Currently, we're siting right near the Olympic torch, listening to the sound crew do a very loud sound check and planning out the afternoon, waiting to go to Restaurant.
The Olympic Park is very large, probably about 20% too big. I think that's mostly what's contributing to the sometimes "empty" feeling. It's not that there aren't people here its that this place is huge (and mostly everyone gets here after noon). Today is the first day that we've arrived well after 10, closer to 11, and our bus was over packed this morning.
All of these buildings are huge (except the curling center).
This is the Skating Palace where we saw figure skating last night. It's almost as big as The Staples Center, and it's not the biggest building here. It's my favorite exterior and decently designed inside as well.
Fisht Stadium is huge. I don't think we'll get to go inside. It looks impressive from what we've seen outside though.

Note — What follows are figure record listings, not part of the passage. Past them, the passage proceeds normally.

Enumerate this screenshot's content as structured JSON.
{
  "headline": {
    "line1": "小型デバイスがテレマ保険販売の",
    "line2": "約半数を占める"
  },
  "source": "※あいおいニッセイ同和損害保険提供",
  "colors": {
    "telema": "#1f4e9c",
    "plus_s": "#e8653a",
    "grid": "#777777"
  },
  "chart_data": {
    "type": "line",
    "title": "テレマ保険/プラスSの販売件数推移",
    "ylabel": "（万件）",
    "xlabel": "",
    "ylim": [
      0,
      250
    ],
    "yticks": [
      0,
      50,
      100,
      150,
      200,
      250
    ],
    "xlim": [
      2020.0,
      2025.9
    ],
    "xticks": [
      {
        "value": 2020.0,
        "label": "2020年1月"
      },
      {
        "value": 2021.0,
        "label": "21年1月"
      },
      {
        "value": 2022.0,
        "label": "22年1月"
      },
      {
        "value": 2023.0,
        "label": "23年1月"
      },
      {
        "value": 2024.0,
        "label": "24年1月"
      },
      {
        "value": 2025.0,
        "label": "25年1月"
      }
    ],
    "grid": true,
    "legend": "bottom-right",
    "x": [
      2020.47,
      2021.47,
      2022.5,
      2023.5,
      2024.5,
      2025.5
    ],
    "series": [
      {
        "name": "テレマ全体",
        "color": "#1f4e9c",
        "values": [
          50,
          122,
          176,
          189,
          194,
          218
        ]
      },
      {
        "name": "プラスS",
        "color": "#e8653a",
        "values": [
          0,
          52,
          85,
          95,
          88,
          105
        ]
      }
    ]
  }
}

The Bolshoy is probably the biggest building here and is where the hockey finals will be decided. We're trying to get tickets to a game here but with so many curling draws our schedule is pretty full.
We're going here (Adler Arena) on Saturday and we're very excited. I never thought about how big a speed skating venue would be but "big" is the answer. It looks really great on the outside, I hope the seats are better than The Ice Cube seats (have I mentioned how terrible and uncomfortable they are?).

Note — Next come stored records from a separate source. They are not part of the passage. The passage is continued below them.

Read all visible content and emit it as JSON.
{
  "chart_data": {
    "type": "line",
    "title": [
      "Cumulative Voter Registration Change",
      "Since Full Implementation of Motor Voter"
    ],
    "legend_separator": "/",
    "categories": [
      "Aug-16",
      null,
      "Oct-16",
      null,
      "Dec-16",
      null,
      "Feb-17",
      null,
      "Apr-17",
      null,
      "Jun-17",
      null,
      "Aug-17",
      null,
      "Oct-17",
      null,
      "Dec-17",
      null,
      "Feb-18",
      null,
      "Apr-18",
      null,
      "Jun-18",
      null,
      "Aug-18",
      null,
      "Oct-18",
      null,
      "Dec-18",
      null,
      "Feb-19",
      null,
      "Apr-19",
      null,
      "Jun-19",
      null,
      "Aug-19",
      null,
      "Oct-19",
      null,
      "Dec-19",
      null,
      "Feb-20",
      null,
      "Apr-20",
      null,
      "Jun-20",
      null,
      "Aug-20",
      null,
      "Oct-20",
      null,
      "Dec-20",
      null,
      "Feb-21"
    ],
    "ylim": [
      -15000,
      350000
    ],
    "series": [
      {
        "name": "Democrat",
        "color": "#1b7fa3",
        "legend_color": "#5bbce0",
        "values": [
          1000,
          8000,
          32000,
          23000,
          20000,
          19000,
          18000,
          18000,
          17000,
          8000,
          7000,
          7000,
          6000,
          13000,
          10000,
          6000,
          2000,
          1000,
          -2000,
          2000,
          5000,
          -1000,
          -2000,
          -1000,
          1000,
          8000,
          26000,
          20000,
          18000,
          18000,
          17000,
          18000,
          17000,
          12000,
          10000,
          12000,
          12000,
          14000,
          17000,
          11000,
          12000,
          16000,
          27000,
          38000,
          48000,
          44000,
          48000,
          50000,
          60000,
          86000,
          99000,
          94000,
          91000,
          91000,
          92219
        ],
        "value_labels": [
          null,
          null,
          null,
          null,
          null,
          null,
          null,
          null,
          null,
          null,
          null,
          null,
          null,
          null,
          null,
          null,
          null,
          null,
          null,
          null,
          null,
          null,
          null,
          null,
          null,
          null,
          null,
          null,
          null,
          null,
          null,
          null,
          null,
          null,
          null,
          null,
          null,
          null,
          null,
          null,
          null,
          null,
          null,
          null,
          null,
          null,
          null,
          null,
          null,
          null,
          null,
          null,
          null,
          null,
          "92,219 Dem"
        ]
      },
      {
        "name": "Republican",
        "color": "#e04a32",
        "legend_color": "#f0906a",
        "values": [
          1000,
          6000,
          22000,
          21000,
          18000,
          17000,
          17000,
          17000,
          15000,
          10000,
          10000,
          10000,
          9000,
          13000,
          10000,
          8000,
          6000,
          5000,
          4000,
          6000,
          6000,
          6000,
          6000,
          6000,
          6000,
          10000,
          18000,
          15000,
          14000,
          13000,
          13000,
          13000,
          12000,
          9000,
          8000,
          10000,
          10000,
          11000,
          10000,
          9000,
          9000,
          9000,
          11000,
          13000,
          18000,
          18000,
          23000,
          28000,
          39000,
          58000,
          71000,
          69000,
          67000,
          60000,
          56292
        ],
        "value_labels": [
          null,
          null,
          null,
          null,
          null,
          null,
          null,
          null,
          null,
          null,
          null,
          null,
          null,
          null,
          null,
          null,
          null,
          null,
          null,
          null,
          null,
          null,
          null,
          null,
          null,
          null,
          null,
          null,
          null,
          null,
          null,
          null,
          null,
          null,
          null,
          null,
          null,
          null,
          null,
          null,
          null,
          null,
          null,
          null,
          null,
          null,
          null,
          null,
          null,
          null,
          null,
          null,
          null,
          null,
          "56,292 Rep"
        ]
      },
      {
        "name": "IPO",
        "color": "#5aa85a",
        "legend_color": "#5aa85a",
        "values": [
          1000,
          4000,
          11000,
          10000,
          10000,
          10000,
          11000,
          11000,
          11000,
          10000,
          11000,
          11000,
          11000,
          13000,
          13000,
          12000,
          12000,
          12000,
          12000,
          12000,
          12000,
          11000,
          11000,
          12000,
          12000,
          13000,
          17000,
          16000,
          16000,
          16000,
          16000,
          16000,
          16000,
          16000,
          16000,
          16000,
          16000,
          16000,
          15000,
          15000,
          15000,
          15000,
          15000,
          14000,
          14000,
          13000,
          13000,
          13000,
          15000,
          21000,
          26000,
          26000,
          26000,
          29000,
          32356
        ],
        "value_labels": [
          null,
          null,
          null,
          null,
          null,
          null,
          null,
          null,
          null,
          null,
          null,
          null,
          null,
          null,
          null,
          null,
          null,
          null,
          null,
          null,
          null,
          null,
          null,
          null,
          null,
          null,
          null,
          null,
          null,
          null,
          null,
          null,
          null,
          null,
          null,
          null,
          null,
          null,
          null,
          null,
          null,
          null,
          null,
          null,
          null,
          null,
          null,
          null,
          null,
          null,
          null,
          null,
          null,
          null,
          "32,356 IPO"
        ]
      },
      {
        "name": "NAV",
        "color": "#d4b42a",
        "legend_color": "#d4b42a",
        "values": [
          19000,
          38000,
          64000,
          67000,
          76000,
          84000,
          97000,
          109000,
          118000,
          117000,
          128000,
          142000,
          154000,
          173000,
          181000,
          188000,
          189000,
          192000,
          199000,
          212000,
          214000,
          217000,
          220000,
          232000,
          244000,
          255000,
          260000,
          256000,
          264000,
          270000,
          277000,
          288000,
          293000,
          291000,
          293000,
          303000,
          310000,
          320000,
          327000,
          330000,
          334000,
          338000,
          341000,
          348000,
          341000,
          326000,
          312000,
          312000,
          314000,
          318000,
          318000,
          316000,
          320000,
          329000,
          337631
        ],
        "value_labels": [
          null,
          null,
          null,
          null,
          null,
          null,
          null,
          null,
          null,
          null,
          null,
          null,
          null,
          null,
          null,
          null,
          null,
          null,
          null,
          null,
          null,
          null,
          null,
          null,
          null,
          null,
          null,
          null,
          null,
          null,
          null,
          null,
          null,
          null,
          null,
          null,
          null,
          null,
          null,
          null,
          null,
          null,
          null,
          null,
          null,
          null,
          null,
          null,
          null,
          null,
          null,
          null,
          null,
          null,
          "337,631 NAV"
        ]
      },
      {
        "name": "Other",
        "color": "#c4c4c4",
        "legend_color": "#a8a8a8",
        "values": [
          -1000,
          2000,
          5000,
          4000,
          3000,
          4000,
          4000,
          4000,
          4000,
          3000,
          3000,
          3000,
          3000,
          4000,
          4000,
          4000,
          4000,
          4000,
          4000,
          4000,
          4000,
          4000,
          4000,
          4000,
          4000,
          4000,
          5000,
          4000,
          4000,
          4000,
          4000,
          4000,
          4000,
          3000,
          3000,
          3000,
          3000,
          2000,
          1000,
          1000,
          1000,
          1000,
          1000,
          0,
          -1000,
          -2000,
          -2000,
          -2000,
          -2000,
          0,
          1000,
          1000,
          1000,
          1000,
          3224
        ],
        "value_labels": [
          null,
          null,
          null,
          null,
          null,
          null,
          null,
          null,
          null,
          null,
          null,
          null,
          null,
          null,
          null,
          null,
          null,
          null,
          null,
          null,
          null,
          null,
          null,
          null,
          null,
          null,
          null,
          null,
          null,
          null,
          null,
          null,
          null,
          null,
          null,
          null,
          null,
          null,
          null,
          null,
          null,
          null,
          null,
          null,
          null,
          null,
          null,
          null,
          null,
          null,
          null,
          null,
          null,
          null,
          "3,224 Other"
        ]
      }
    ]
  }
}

The park also has wandering minstrels and theatre acts at various places and times. Sometimes they play to no one, other times there is a decent crowd.
Each country has a house in the park as well. We've been to the "House of Switzerland" the NBC USA house and we tried to go into the Canada house but we were somewhat rudely asked to leave. We are not friends or family of Canada, apparently. That's ok, I've got enough maple syrup back home.

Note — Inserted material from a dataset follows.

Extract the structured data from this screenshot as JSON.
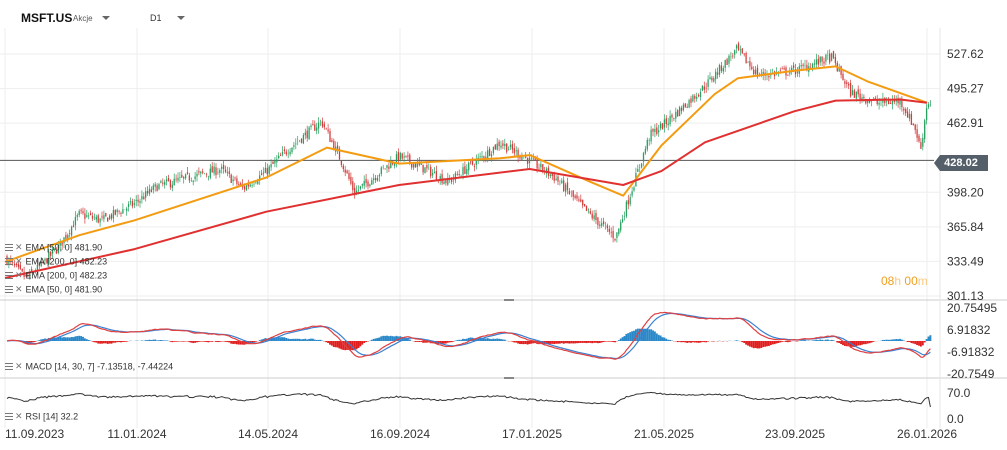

Then there is the amusement park, attached to the Olympic park. Our little guide book says its open but it really looks deserted or, more likely, unfinished. Either way, we're not adventurous enough to get on a Russian roller coaster.
There are lots of other buildings too. VW, Audi and Samsung all have places. Microsoft too, when went by this morning they were doing some kind if yoga dance thing. Oh, and then there's the Coca Cola experience.
Coke is by far the most prevalent US company her both inside and outside the park.
To give you guys a sense of how big the park is, here is a map. We enter each day at the top right and walk all the way to the bottom left. It's supposed to be 1.6 Km from the entrance to the curling venue but I think that's too short. It's a brisk 20 minute walk and I do mean brisk. At a regular walking pace it's better than 30 minutes. We are for sure getting our exercise. We must be walking 6 or 7 miles a day. Maybe that's why we are so exhausted at the end of each day.
The music choices in the park are also interesting. If your a fan of Ke$ha then you'd fit in fine. Though you better speak some Russian because both her and Timberlake are half English half Russisn. Marion 5 and Nicki Minaj are also in rotation but in full English. There are a few other artists, Linkin Park I think, but Ke$ha is by far the most played. Go USA pop culture?
Marissa has the hiccups so I think we should go get a beer and rest before we watch more curling.